EL TITULO EL gavilán de la sierra señala ahora sin rodeos el regreso del cineasta a sus temas iniciales, y al mismo tiempo la culminación de su trilogía interrumpida. En esta suerte de epílogo, al mismo tiempo homenaje a figuras crepusculares (Mario Almada) o al cine rural de los años cincuenta y sesenta, se combinan elementos anecdóticos como el exilio voluntario y la pauperización de un fuereño en la capital, y una crónica social mínima (el rescate hemerográfico de una historia de bandidos, vagamente justicieros, que durante un tiempo asolaron a Durango).
LA IDEA DEL director fue narrar las andanzas de Gabriel Nevárez (Juan Angel Esparza) y otros dos bandoleros, a partir del corrido que su hermano Rosendo (Guillermo Larrea) le compone al regresar al pueblo natal donde su hermano ha muerto acribillado. Un poco en el estilo de Soy el hermano de Josh Polonsky, presentada en el pasado Foro de la Cineteca, Rosendo indagará los motivos del ajusticiamiento, confrontando las opiniones de familiares, amigos y agraviados, sus versiones de los hechos, la materia de la leyenda improvisada, hasta completar en un corrido el curioso perfil de un antihéroe campirano, a la vez rudo y vulnerable, seductor y antipático.
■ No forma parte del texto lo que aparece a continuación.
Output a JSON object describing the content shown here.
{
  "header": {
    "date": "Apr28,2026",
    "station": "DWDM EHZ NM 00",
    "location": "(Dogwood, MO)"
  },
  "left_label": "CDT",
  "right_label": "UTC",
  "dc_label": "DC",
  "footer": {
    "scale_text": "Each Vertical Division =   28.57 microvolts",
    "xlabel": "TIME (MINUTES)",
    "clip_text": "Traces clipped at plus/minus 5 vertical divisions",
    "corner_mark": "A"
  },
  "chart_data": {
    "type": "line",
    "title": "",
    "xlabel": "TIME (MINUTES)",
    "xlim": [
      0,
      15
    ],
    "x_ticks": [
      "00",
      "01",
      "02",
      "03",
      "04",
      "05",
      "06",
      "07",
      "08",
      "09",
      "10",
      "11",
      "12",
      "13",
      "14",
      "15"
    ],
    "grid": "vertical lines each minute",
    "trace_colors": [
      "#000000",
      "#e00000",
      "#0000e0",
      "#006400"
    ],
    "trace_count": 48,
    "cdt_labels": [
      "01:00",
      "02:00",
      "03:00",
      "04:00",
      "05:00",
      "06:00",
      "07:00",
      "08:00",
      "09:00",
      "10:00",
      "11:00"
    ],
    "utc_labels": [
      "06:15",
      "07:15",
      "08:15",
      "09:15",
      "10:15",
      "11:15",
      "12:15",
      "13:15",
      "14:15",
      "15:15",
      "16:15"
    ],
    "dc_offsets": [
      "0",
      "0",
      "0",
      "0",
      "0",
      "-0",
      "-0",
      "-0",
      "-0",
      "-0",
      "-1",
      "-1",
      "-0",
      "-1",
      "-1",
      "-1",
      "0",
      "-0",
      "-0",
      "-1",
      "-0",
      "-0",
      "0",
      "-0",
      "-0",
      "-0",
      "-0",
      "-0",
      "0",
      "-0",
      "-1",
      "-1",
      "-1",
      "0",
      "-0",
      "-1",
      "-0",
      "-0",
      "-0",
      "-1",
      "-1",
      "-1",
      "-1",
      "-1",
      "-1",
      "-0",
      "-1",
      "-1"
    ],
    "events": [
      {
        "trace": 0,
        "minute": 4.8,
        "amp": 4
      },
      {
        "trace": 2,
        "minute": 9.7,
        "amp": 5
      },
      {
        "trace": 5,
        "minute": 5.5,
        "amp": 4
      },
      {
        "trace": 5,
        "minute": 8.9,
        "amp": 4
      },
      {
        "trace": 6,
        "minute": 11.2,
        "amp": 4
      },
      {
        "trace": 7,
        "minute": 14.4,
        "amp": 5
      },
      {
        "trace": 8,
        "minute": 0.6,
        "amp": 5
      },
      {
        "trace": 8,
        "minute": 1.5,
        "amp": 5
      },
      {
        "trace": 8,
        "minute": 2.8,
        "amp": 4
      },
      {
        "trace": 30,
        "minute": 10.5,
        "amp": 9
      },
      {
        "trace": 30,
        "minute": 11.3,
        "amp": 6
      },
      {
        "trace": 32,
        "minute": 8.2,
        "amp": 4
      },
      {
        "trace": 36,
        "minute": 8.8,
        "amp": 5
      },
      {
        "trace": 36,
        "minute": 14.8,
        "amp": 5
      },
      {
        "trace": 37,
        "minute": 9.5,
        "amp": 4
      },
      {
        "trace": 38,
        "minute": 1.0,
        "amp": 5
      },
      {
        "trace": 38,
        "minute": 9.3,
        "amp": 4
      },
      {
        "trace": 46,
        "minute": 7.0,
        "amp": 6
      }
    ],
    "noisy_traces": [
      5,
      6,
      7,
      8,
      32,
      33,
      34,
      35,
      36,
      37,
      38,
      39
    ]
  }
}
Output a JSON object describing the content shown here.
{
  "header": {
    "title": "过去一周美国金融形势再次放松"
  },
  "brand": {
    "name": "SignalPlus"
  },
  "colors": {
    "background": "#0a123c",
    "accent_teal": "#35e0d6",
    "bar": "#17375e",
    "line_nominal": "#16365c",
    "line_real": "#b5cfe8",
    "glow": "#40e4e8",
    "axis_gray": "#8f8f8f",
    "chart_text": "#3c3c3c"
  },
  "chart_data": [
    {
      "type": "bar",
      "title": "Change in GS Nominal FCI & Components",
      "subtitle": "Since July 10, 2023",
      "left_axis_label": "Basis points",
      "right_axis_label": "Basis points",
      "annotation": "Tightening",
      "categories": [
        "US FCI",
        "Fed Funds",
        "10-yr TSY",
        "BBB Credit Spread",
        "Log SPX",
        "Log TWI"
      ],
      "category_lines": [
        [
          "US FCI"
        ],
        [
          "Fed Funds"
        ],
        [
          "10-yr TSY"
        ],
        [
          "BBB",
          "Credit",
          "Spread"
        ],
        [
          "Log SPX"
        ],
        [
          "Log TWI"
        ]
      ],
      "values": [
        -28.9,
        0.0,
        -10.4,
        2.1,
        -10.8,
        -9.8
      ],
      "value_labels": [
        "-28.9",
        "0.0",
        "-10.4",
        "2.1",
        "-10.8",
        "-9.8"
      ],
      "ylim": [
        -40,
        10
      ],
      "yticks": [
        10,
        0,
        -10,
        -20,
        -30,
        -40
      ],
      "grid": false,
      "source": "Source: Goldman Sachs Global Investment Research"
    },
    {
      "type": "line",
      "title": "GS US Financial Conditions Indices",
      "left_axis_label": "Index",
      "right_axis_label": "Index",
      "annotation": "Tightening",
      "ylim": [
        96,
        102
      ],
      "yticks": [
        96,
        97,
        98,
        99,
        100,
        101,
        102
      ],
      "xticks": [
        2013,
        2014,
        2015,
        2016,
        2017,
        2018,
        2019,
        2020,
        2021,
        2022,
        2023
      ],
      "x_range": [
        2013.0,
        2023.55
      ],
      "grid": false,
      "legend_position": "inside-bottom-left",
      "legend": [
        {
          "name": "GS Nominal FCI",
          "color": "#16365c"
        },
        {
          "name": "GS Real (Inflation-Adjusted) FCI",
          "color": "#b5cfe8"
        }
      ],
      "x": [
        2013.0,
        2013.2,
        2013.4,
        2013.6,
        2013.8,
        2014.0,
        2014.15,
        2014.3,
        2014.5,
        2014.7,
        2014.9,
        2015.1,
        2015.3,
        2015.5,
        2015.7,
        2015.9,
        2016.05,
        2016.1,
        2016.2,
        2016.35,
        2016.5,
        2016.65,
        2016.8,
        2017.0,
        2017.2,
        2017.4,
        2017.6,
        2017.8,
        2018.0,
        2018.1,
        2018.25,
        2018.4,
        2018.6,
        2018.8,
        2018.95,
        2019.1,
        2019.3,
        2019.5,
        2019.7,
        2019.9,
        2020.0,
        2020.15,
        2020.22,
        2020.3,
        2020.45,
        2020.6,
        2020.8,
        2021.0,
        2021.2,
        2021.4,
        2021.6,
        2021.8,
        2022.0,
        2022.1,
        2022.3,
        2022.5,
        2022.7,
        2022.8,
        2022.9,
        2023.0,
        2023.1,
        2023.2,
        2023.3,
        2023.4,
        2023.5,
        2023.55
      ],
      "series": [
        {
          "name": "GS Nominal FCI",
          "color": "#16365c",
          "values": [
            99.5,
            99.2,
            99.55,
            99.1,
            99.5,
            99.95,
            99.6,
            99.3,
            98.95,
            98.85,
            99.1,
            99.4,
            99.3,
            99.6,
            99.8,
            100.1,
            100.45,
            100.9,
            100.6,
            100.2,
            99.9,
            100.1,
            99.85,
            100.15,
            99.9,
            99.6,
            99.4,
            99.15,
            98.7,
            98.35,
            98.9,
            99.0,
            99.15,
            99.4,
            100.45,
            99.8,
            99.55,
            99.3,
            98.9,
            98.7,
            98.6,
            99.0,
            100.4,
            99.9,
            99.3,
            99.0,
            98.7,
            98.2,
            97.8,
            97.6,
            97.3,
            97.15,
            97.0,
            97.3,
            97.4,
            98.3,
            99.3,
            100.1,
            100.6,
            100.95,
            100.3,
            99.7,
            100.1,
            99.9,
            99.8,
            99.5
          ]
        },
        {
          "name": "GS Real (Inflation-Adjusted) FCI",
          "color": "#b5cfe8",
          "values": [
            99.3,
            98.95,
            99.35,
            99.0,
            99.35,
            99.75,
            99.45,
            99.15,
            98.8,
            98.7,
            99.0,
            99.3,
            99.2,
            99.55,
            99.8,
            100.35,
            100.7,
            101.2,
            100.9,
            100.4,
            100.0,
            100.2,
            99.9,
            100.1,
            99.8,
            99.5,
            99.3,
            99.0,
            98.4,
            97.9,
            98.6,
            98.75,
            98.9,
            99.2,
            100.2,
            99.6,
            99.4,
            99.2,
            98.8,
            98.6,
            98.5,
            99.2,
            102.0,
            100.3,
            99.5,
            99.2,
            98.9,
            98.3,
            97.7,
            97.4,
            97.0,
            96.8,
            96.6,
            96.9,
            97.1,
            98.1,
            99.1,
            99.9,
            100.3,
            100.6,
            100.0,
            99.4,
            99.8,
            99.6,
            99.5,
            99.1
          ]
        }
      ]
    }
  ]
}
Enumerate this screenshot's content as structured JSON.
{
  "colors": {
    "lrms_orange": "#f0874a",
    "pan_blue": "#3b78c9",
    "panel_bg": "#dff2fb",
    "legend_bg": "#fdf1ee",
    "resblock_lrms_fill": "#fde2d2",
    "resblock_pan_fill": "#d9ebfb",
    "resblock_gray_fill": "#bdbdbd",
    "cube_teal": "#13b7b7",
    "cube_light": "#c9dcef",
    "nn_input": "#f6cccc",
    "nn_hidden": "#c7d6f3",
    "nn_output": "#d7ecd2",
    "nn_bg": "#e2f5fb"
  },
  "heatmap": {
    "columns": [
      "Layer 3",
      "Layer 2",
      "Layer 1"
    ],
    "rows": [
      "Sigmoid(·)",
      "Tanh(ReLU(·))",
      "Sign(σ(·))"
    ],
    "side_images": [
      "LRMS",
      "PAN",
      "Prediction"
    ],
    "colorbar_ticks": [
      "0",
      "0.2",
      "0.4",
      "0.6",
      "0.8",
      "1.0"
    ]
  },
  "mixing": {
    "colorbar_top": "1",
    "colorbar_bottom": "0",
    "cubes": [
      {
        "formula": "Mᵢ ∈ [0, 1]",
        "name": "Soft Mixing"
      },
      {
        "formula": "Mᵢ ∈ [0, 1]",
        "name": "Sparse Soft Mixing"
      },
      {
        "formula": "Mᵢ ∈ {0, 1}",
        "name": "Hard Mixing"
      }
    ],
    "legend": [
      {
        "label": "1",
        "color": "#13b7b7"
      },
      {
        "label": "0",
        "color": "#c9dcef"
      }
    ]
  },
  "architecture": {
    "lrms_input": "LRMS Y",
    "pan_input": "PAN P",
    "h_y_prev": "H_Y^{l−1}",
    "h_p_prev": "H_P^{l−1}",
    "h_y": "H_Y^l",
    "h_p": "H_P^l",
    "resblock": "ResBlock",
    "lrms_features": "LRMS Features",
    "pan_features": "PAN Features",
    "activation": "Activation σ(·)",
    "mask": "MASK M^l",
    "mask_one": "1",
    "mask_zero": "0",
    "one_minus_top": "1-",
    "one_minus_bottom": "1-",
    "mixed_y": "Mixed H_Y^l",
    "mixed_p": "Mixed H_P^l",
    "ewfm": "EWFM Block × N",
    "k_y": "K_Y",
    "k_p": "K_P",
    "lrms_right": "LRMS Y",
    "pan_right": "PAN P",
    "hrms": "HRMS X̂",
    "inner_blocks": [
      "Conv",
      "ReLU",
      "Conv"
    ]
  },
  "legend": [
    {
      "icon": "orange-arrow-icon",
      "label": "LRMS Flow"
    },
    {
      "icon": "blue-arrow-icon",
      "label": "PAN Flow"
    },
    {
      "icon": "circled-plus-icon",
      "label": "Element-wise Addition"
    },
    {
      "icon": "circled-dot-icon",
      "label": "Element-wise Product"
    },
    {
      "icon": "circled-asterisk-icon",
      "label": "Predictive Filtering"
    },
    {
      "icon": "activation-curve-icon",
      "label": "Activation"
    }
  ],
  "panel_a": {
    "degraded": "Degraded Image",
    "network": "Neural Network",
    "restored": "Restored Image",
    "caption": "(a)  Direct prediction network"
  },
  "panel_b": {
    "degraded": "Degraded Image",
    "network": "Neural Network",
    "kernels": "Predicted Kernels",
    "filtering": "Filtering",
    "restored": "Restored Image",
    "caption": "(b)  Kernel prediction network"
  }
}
JUAN ANTONIO DE la Riva construye su guión mezclando los tiempos, obligando al espectador a reconstruir él también la historia enigmática que interesa a Rosendo. Al lado de su colaborador de largo tiempo, Antonio Avitia, apuesta a una propuesta marcadamente musical en un cine nacional que ya no es ni campirano ni mucho menos cantado. De ahí que la cinta señale, una vez más, como en Vidas errantes, la nostalgia por el cine desaparecido, el de Gavaldón (citado en la cinta) o el de Ismael Rodríguez, referencia indispensable. Un esfuerzo entusiasta, aunque modesto en sus logros, por revivir el cine popular y alimentar sus leyendas.